The world’s less privileged countries should have the same access to COVID-19 vaccines as the rich ones if travel and tourism around the world is to successfully recover from the pandemic, says Jamaica’s tourism minister.
Warning that “core issues of vaccination equity and hesitancy for the world’s less advantaged countries could derail global tourism recovery,” Edmund Bartlett is urging that the global travel and tourism sector take up the cause to help push the dual initiatives along.
Speaking at the recent virtual Caribbean Travel Marketplace, the tourism minister said, “I am one of the tourism voices out there that have been talking very strongly about vaccine equity and hesitancy – those two factors.
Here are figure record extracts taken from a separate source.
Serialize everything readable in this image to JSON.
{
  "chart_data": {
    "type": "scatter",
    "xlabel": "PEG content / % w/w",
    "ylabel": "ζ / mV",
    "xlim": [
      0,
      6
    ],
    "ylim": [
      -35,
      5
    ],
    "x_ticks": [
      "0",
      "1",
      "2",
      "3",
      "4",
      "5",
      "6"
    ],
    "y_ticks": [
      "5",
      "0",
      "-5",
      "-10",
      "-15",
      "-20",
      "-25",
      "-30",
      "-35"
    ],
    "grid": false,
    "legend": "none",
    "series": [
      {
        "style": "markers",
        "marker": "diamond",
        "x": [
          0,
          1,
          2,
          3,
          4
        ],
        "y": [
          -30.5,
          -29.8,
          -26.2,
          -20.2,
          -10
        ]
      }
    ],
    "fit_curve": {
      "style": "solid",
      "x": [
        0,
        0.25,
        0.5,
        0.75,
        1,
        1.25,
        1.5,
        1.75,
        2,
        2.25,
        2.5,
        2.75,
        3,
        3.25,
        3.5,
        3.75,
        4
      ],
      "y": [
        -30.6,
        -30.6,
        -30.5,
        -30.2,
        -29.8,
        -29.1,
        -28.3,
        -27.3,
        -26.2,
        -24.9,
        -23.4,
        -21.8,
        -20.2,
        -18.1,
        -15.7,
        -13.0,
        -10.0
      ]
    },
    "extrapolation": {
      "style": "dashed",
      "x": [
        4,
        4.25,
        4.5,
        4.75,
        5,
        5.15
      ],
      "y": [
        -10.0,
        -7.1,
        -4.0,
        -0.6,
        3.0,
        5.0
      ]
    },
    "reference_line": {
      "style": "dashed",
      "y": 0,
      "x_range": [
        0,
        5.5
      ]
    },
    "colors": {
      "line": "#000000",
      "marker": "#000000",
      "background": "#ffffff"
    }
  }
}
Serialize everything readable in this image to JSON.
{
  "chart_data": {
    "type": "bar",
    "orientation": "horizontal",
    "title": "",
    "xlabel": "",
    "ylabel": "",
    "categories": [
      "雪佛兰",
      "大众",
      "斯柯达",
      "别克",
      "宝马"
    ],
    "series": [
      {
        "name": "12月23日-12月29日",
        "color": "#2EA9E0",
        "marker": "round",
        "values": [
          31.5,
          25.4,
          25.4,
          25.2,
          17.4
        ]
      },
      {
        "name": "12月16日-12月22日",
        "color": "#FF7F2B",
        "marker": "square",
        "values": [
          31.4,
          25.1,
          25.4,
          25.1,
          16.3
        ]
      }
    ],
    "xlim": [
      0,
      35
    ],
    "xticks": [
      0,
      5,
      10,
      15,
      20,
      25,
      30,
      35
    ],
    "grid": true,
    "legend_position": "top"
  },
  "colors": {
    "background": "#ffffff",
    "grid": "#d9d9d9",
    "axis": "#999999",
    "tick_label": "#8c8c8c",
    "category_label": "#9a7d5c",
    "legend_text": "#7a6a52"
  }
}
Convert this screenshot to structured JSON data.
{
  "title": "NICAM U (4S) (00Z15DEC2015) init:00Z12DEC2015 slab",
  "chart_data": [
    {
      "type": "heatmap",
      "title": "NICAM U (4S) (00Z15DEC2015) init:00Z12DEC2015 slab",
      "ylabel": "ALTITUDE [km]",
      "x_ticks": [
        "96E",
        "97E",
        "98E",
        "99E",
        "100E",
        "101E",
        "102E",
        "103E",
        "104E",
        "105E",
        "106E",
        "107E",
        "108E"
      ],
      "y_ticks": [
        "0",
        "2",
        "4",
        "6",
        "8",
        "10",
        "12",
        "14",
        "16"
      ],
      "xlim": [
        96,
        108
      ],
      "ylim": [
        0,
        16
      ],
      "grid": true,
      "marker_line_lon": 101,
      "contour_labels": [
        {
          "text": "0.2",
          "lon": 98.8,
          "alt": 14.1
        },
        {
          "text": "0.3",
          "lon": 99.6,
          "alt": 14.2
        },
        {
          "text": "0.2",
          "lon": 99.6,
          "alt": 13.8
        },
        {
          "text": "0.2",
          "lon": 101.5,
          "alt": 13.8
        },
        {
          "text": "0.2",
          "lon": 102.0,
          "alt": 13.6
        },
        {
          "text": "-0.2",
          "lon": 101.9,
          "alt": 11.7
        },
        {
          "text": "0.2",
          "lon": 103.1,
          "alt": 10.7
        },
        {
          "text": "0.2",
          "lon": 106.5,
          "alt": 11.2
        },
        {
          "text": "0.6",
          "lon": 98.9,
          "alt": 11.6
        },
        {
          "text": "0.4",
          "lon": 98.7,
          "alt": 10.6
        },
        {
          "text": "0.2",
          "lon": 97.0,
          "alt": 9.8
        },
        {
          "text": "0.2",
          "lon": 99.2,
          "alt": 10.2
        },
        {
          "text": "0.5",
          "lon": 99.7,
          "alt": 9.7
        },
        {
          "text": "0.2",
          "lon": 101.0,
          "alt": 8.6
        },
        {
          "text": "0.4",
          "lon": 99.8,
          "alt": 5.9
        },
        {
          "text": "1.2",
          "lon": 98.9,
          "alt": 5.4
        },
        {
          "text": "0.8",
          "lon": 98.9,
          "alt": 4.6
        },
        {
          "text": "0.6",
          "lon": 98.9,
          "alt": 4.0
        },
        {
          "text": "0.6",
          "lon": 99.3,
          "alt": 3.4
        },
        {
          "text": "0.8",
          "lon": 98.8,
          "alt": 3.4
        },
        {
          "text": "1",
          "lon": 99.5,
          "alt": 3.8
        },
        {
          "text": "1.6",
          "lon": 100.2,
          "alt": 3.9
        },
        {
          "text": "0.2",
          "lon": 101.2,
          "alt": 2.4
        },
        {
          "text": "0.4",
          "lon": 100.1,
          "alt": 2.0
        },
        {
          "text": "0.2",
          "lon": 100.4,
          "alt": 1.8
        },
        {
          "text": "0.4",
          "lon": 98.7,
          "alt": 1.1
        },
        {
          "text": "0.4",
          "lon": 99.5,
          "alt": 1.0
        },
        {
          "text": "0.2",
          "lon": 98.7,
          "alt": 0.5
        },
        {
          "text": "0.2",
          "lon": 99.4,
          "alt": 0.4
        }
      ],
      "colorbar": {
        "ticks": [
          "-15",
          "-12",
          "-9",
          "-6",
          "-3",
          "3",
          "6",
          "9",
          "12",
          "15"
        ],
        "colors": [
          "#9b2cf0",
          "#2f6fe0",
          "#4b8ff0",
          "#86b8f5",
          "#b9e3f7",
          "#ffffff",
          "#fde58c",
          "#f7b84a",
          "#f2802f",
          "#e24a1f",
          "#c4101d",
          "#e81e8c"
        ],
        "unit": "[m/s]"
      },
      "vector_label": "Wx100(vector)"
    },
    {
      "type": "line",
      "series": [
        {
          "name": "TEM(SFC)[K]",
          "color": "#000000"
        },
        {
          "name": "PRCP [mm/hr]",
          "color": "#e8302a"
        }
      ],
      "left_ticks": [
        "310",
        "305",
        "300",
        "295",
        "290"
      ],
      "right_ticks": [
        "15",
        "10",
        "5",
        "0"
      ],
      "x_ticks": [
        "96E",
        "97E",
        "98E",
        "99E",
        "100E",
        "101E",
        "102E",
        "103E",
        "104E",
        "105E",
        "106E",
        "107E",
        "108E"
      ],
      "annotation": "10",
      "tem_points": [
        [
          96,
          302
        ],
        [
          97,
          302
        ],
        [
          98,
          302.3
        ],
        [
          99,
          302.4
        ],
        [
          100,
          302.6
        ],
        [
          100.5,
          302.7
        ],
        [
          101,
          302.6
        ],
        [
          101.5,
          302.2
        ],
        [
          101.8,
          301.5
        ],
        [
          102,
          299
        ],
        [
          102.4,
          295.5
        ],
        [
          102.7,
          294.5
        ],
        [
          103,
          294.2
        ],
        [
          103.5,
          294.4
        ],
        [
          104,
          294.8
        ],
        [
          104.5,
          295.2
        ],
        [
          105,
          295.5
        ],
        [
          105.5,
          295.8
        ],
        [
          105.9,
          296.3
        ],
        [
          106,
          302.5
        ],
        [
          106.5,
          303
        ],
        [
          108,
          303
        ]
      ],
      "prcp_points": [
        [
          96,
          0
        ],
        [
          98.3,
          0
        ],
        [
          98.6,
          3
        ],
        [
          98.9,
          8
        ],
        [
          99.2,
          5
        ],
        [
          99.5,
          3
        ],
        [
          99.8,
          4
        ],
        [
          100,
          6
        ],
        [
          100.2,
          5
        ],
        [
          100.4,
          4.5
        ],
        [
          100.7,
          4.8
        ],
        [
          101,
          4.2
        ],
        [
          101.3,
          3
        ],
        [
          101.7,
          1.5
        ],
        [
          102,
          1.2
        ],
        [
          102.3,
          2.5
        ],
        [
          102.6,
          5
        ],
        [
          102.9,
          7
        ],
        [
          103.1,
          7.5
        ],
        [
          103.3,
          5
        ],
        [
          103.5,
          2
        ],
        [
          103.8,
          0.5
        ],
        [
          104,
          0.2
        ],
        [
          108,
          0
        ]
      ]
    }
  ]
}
Because I do think at the heart of the recovery of tourism globally is the vaccination issue, because it represents the safest and most chemically sound way of preventing the (COVID-19) infection and of reducing the impact that it could have on global travel.”
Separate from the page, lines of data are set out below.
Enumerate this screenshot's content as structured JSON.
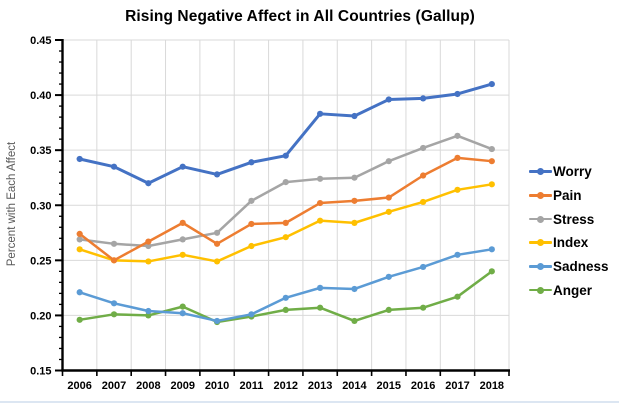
{
  "chart_data": {
    "type": "line",
    "title": "Rising Negative Affect in All Countries (Gallup)",
    "ylabel": "Percent with Each Affect",
    "xlabel": "",
    "x": [
      "2006",
      "2007",
      "2008",
      "2009",
      "2010",
      "2011",
      "2012",
      "2013",
      "2014",
      "2015",
      "2016",
      "2017",
      "2018"
    ],
    "series": [
      {
        "name": "Worry",
        "color": "#4472C4",
        "values": [
          0.342,
          0.335,
          0.32,
          0.335,
          0.328,
          0.339,
          0.345,
          0.383,
          0.381,
          0.396,
          0.397,
          0.401,
          0.41
        ]
      },
      {
        "name": "Pain",
        "color": "#ED7D31",
        "values": [
          0.274,
          0.25,
          0.267,
          0.284,
          0.265,
          0.283,
          0.284,
          0.302,
          0.304,
          0.307,
          0.327,
          0.343,
          0.34
        ]
      },
      {
        "name": "Stress",
        "color": "#A5A5A5",
        "values": [
          0.269,
          0.265,
          0.263,
          0.269,
          0.275,
          0.304,
          0.321,
          0.324,
          0.325,
          0.34,
          0.352,
          0.363,
          0.351
        ]
      },
      {
        "name": "Index",
        "color": "#FFC000",
        "values": [
          0.26,
          0.25,
          0.249,
          0.255,
          0.249,
          0.263,
          0.271,
          0.286,
          0.284,
          0.294,
          0.303,
          0.314,
          0.319
        ]
      },
      {
        "name": "Sadness",
        "color": "#5B9BD5",
        "values": [
          0.221,
          0.211,
          0.204,
          0.202,
          0.195,
          0.201,
          0.216,
          0.225,
          0.224,
          0.235,
          0.244,
          0.255,
          0.26
        ]
      },
      {
        "name": "Anger",
        "color": "#70AD47",
        "values": [
          0.196,
          0.201,
          0.2,
          0.208,
          0.194,
          0.199,
          0.205,
          0.207,
          0.195,
          0.205,
          0.207,
          0.217,
          0.24
        ]
      }
    ],
    "ylim": [
      0.15,
      0.45
    ],
    "y_major_step": 0.05,
    "y_minor_step": 0.01,
    "y_tick_decimals": 2,
    "grid": true,
    "legend_position": "right",
    "colors": {
      "axis": "#000000",
      "gridline": "#d9d9d9",
      "tick_text": "#000000",
      "y_axis_title_text": "#595959",
      "page_bottom_border": "#dce6f2"
    }
  }
}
He continued: “It’s important that… the voice of tourism be heard in the wider community space encouraging and urging not just the manufacturing and the removal of the patent restrictions that exist, but also that countries are more forthright in terms of the distribution process.”
Citing global vaccination statistics, Bartlett stated (as of mid May) that countries such as Israel (59%), the UK (51%) and US (44%) led the way internationally, while his own country, Jamaica registered only 9% of its citizens as having received shots. At the “bottom of barrel,” South Africa only checked in at 1%.
And while vaccinations, including Jamaica, were ramping up, he warned that without help, resource-challenged countries would struggle to keep up, and thereby ultimately hold everyone back.
“So,” Bartlett emphasized, “it is imperative that we speak of and address this issue if the global travel industry is to return to any sense of normalcy.”